Saturday, June 26, 2010

Just Another Summer Night at the Farm, with the Slight Addition of Some Ichthammol and Swat

I was late to the farm today. As soon as I got there, I helped feed the white bird girls. I pour food into their troughs and then they ignore me. So does Pebbles, the rooster--right after he darts up mid-pour to bite me on the hand. He can't resist telling me one more time not to mess with his ladies, even though I'm feeding them, which is arguably their favorite thing in the world. 


When she's feeding the turkeys, Julie notices that Sammy is still limping. He's had a hock problem for a while now (the hock is kind of like their elbow). She decides an Ichthammol wrap is called for. Ichthammol looks like tar, but it draws out infection. 


Julie puts the Ichthammol goo onto pieces of gauze, places the gauze around Sammy's hock and wraps it all up with vet wrap--it's like a thin ace bandage that sticks to itself. Sammy cooperates the whole time. It's always surprising how often they help us when we're helping them. 


It's not that hot out and it's feeding time--which is usually turkey-chirping-crazy time, but Petunia parks herself in front of a fan and closes her eyes. She often acts odd when she's about to lay an egg. She has her rituals and comforts that we don't understand--or not yet. Maybe someday. 


Time to feed the pigs. Stubby (named for his stub of a tail, seen on the right) gets up and walks to the Lazy Pig Trough, which is the one that's right outside their beds and not with the other troughs in the pig feed area. Sometimes it's really the Human Are Suckers Trough, as the pigs who don't want to walk to the feed area look at us, and we remember that this is their 10th year and 10 is really old for pigs and what would we do without them and just this once why not spoil them. 
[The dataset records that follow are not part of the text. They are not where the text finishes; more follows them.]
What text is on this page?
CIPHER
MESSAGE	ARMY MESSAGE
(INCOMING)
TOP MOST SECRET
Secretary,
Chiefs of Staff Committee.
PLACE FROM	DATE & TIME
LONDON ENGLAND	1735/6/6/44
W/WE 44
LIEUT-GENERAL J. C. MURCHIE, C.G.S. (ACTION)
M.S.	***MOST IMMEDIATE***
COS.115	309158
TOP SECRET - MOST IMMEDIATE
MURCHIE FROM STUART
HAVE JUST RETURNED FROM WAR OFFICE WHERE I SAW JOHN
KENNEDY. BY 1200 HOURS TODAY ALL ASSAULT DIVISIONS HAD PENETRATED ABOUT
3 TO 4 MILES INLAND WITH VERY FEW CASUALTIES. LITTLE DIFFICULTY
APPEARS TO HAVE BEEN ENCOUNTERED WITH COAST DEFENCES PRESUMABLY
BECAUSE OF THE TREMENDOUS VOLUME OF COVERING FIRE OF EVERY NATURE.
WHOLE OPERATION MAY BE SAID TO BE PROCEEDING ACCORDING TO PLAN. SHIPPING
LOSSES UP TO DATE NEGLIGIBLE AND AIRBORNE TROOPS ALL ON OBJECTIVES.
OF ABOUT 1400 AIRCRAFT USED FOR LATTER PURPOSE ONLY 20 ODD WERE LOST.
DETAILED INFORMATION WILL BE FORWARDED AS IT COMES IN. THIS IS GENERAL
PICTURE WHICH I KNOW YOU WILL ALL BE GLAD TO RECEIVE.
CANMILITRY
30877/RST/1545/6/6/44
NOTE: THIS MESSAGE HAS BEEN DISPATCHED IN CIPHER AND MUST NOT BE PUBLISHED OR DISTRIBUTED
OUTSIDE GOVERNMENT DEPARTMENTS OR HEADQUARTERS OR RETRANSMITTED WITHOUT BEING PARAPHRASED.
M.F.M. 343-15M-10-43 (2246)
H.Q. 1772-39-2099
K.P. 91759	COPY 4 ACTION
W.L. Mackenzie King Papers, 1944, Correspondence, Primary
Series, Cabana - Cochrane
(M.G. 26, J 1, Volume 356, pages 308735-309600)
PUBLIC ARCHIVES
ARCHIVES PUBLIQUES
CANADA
This is Oliver. You can recognize him by how his tongue is always out. Could you say no to that face? No. You couldn't.

It's a cool night, but it's damp and the flies are out en force. When Julie and I feed the steer, they're flipping their tails around to shoo away the flies that gather in battalions immediately after the tail swishes back.
Andy, in particular, gets flies on the mid-line of his belly. He kicks himself with his hind legs to get rid of them, but ends up making open wounds that really attract the flies. I rub Swat, which is a fly-repellant ointment down his belly, which is so expansive, I have to do one side as far as I can reach, then the other.

Swat is pink which seems to go well with Andy's black and white coloring. Under Andy's stomach is Dylan on the left and Elvis on the right, an unintentional framing. Did Andy kick me while I was trying to take pics of his pink Swat belly with my iPhone while kneeling in cow pies? No. 

Sometimes we help the animals; sometimes they help us. But it seems pretty clear, even after a couple hours on a regular night at the sanctuary, that most of the helping is from them, to us.